After a sharp dip in April, business confidence in SA recovered modestly in May — though it remains well below the highs recorded earlier in the year.
The South African Chamber of Commerce and Industry’s (Sacci’s) bimonthly Business Confidence Index (BCI) rose to 115.8 in May from 114.9, following an 8.6-point decline in the previous survey.
Sacci said the recovery in May was supported by a firmer rand, higher share prices on the JSE and elevated global prices for gold and platinum. However, declines in merchandise imports, tourism inflows, manufacturing output and the real value of building plans passed offset some of these gains, painting a mixed picture in the short term.
While still eight index points higher than in May 2024, the latest reading suggests that the strong momentum seen earlier this year is beginning to ease.
Six of the 14 sub-indices improved month on month, six deteriorated and two remained unchanged.
The BCI had climbed steadily from 107.8 in May 2024 — the month of SA’s national election — to a peak of 125.8 in February 2025. Since then, however, the index has edged lower amid global trade tensions, weak export performance and protracted uncertainty over fiscal policy.
Sacci said month on month, “the financial environment was in support of the business climate, but subdued real economic activity dampened the business environment.”

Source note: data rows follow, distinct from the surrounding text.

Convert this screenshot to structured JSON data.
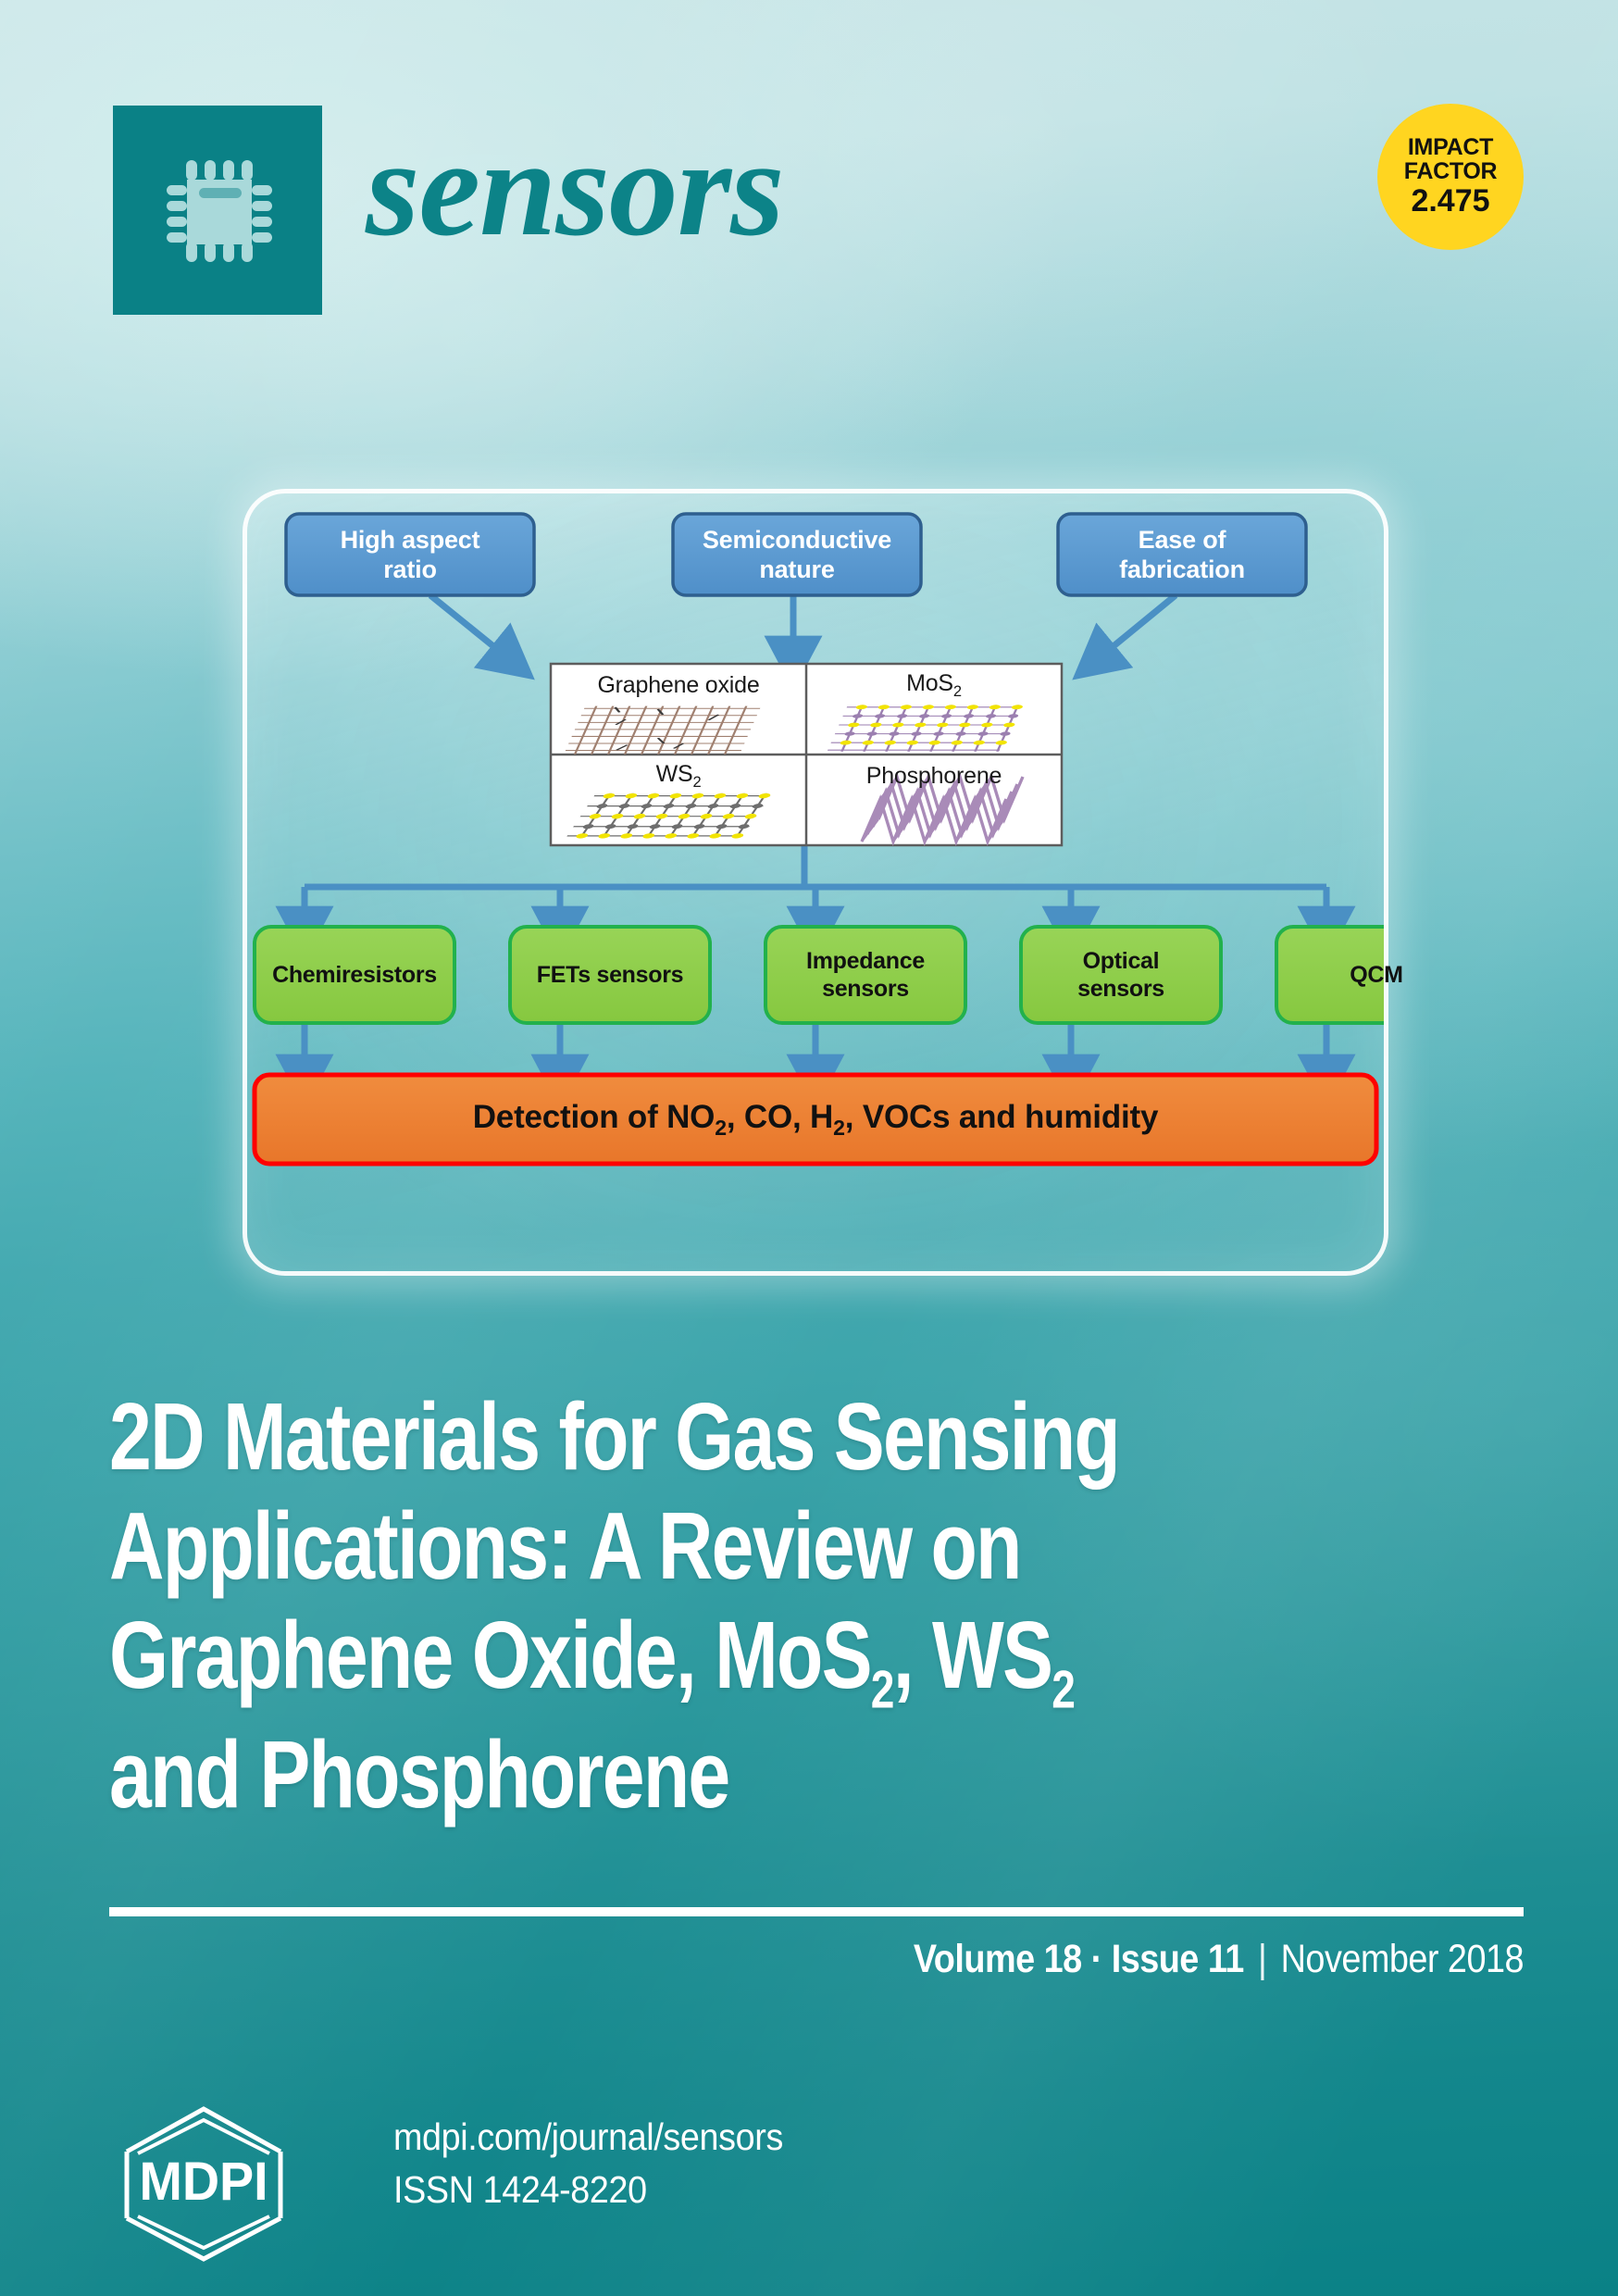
{
  "journal": {
    "name": "sensors",
    "logo_icon": "microchip-icon",
    "brand_color": "#0a8186"
  },
  "impact_factor": {
    "line1": "IMPACT",
    "line2": "FACTOR",
    "value": "2.475",
    "badge_color": "#ffd520"
  },
  "figure": {
    "properties": [
      {
        "label": "High aspect ratio",
        "line1": "High aspect",
        "line2": "ratio"
      },
      {
        "label": "Semiconductive nature",
        "line1": "Semiconductive",
        "line2": "nature"
      },
      {
        "label": "Ease of fabrication",
        "line1": "Ease of",
        "line2": "fabrication"
      }
    ],
    "materials": [
      {
        "name": "Graphene oxide",
        "lattice": "honeycomb-brown"
      },
      {
        "name": "MoS2",
        "name_html": "MoS<sub>2</sub>",
        "lattice": "yellow-purple"
      },
      {
        "name": "WS2",
        "name_html": "WS<sub>2</sub>",
        "lattice": "yellow-gray"
      },
      {
        "name": "Phosphorene",
        "lattice": "purple-corrugated"
      }
    ],
    "sensor_types": [
      {
        "label": "Chemiresistors",
        "line1": "Chemiresistors",
        "line2": ""
      },
      {
        "label": "FETs sensors",
        "line1": "FETs sensors",
        "line2": ""
      },
      {
        "label": "Impedance sensors",
        "line1": "Impedance",
        "line2": "sensors"
      },
      {
        "label": "Optical sensors",
        "line1": "Optical",
        "line2": "sensors"
      },
      {
        "label": "QCM",
        "line1": "QCM",
        "line2": ""
      }
    ],
    "outcome_html": "Detection of NO<sub>2</sub>, CO, H<sub>2</sub>, VOCs and humidity",
    "outcome_text": "Detection of NO2, CO, H2, VOCs and humidity",
    "colors": {
      "property_box_fill": "#5b9bd5",
      "property_box_border": "#2e5f8f",
      "sensor_box_fill": "#92d050",
      "sensor_box_border": "#22b14c",
      "outcome_fill": "#ed7d31",
      "outcome_border": "#ff0000",
      "arrow": "#4a90c4"
    }
  },
  "title_html": "2D Materials for Gas Sensing Applications: A Review on Graphene Oxide, MoS<sub>2</sub>, WS<sub>2</sub> and Phosphorene",
  "title_lines": [
    "2D Materials for Gas Sensing",
    "Applications: A Review on",
    "Graphene Oxide, MoS2, WS2",
    "and Phosphorene"
  ],
  "issue": {
    "volume": "Volume 18",
    "dot": "·",
    "issue": "Issue 11",
    "separator": "|",
    "date": "November 2018"
  },
  "footer": {
    "publisher": "MDPI",
    "url": "mdpi.com/journal/sensors",
    "issn": "ISSN 1424-8220"
  }
}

Over the medium term [year on year], “the sub-indices on real economic activity and the financial environment were evenly poised on having a positive effect on business confidence,” the chamber said.
The finance minister tabled the third iteration of the national budget in May, after two previous attempts failed to gain sufficient support from political stakeholders. The fiscal framework passed the committee stage, and is scheduled to be debated in the National Assembly on Wednesday.
This iteration of the budget included no changes to personal income tax brackets, rebates or VAT but raised fuel levies and sin taxes.
Government also downgraded its growth forecast for 2025 to 1.4%, from 1.8% in earlier budget iterations.
Sacci warned SA’s low savings rate, weak 0.8% first-quarter GDP growth, and global disruptions to trade — particularly from US tariff actions — posed growing risks to investment and confidence.
“[The] growth … is far below what is needed to address unemployment and accommodate inclusiveness. SA should attend to matters that scare off investors — especially foreign investors, given SA’s insufficient savings record,” Sacci said, calling for urgent reforms to reduce red tape, cut wasteful public spending and improve productivity.
Despite these challenges, the index remains significantly above levels seen in much of 2023.
“What happens with the Trump tariffs will have an effect on the next survey,” said Richard Downing, an independent economist affiliated with the survey.
The pause on the so-called Liberation Day tariffs is expected to be lifted in July.
“It will depend on the extent to which [the US] implements those tariffs, but international trade is critical for SA’s economy,” he said.
While Sacci does not explicitly measure the impact of the national budget, Downing said indirect effects — such as the effect of bracket creep on consumers — could weigh on the next survey results.